Politics of Sustainability in Public Health – data-driven critical conceptual analysis
The course draws attention to the power of key concepts in the sustainability agenda and more specially, how such concepts have come to accommodate various and sometimes conflicting ideological messages. Concepts such as sustainability, empowerment, partnership and resilience can for instance reflect both an urge for global solidarity and a requirement for self-management and improvement. The course engages participants in critical reflection about how concepts and their divergent and sometimes conflicting meanings impact how we frame and address public health and sustainability issues, thus fostering understanding of how socio-political processes affect environmental and health processes.
An important method used in the course is data-driven critical conceptual analysis based on corpora. The development of free, open-access corpora and corpus analysis tools enables students and researchers anywhere in the world to question and investigate the semantic and affective meaning of the concepts they use in everyday language and that they tend to take for granted. This is a particularly powerful, but as yet underused resource by scholars in public health and critical sustainability studies.
The course offers a rare and valuable opportunity for students with many different backgrounds to work together to gather and analyse data, explore areas of agreement and disagreement, and develop a more nuanced appreciation of the diversity of meanings that may be attributed by different people to the same concept.
After having completed the course, actively participated in seminars, workshops and group work, you are expected to:
- outline/explain the political and ideological implications of the choice of terminology in sustainability discourses;
- describe/summarize existing corpora/sub-corpora, and suitable tools for their analysis
- outline/explain theoretical approaches to the understanding and analysis of conceptual and discursive power in public health.
After having completed the course, actively participated in seminars, workshops and group work, you are expected to be able to:
- identify patterns in linguistic data and explain how they affect the semantic and affective properties of concepts
- offer a critical explanation of the implications of linguistic patterns for the politics of sustainability
- use corpus analysis tools effectively to analyse textual data and key concepts in the sustainability agenda
- analyse the power inherent in language and concepts and how language and concepts impact public health decisions
- address complex questions based on collective, live analysis of data/corpora in a datathon setting
After having completed this course you should be able to:
- communicate your own subject knowledge to peers outside your discipline
- cooperate productively with peers from different areas of expertise
- present your results clearly to a non-expert academic audience
- elaborate a convincing argument to explain the significance of the results of conceptual analysis
- carry out research in interdisciplinary teams
- offer reasoned justifications for the choice of terminology in sustainable development
- critique taken-for-granted, singular definitions of key concepts that do not attend to disciplinary and cultural diversity;
- reflect on your own research and dissemination practice.

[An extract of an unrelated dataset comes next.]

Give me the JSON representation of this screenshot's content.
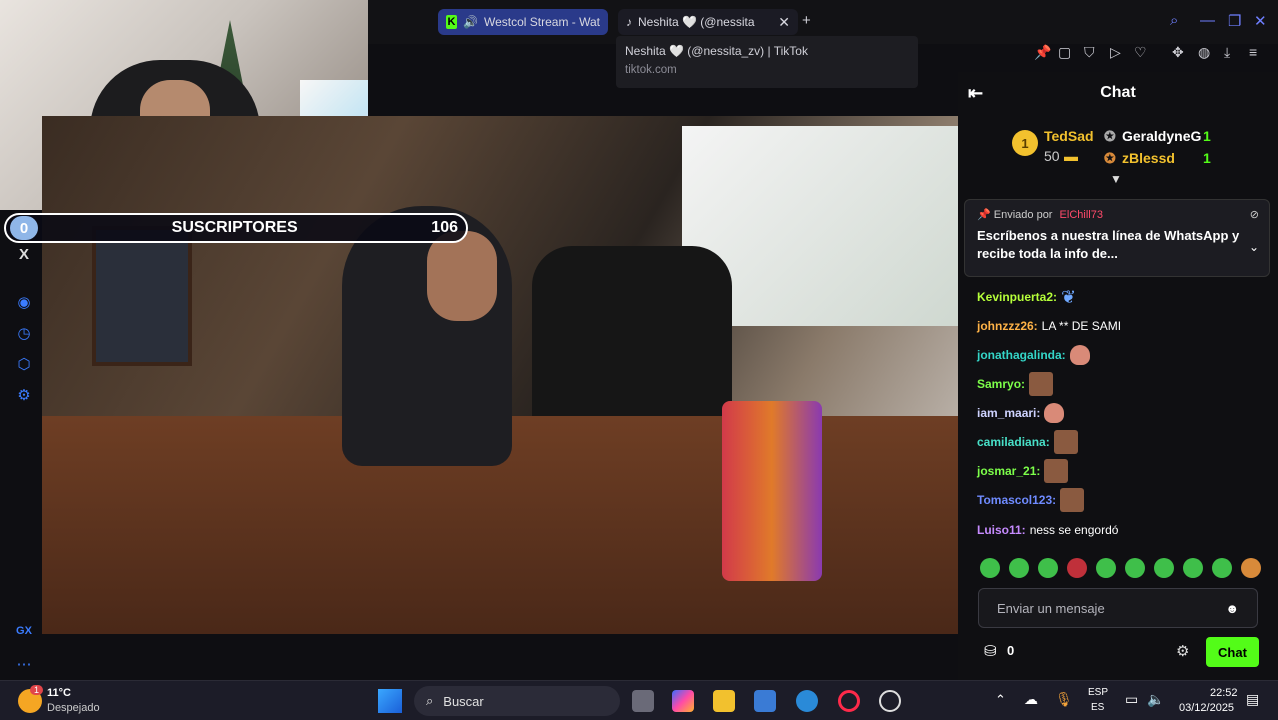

The course will recruit two groups of students: (1) Master’s students in Public Health Science and epidemiology and other master’s students from the Institute of Health and Society (max 20 students) and (2) Master students in any discipline from the Circle U partner institutions (max 20 students).
Registered on 1) the master’s programme in Public Health Science and epidemiology and other master’s programmes at the Institute of Health and Society (UiO, MED) OR 2) a masters level programme at a Circle U university.
- For students registered at the master’s programme in Public Health Science and epidemiology and other master’s programmes at the Institute of Health and Society (UiO, MED) the following requirements apply:
- Familiarity with non-subject specific academic language in English is require
- For master’s students in any discipline from the Circle U partner institutions the following requirements apply:
- You must have a bachelor’s degree comparable to a Norwegian bachelor’s degree.
- You must be enrolled in a master’s programme at a Circle U partner institution.
- You must have a minimum grade average comparable to a Norwegian C in the required specialization. A Norwegian C is described as a good grade, generally comparable to an American B and an Upper Second Class in the British system.
- Familiarity with non-subject specific academic language in English is required.
- You must justify your interest in the topic of the course through a motivation letter, with reference to previous experiences from work and/or studies.
Each partner institution nominates 2 students (and 1 on a waiting list) from their institution based on the criteria above.
Teaching will be organized as a one-week intensive on-site course. Students will attend a lecture on the broad subject of sustainability as it applies to public health, to be delivered by a guest lecturer on an area of their expertise as a way of starting a discussion among students. The visiting lecturer will remain available throughout the week for consultation. During the first three days, hands-on datathon sessions on corpus analysis involving the whole cohort will be run and supervised by tutors in the morning, and research seminars on corpus-based conceptual analysis will be delivered by expert researchers in the afternoon. Tutors will work with students to form teams based on similar interests and assist them in drawing up a brief project outline on the third day. Students will then work in datathon groups, under the supervision of a mentor, during the last two days.
Each team of students will deliver a 10-15 minute verbal presentation on the last day of the course. Each student will additionally submit a 2000-word project report presenting his/her data, analysis and discussion one month after the end of the course.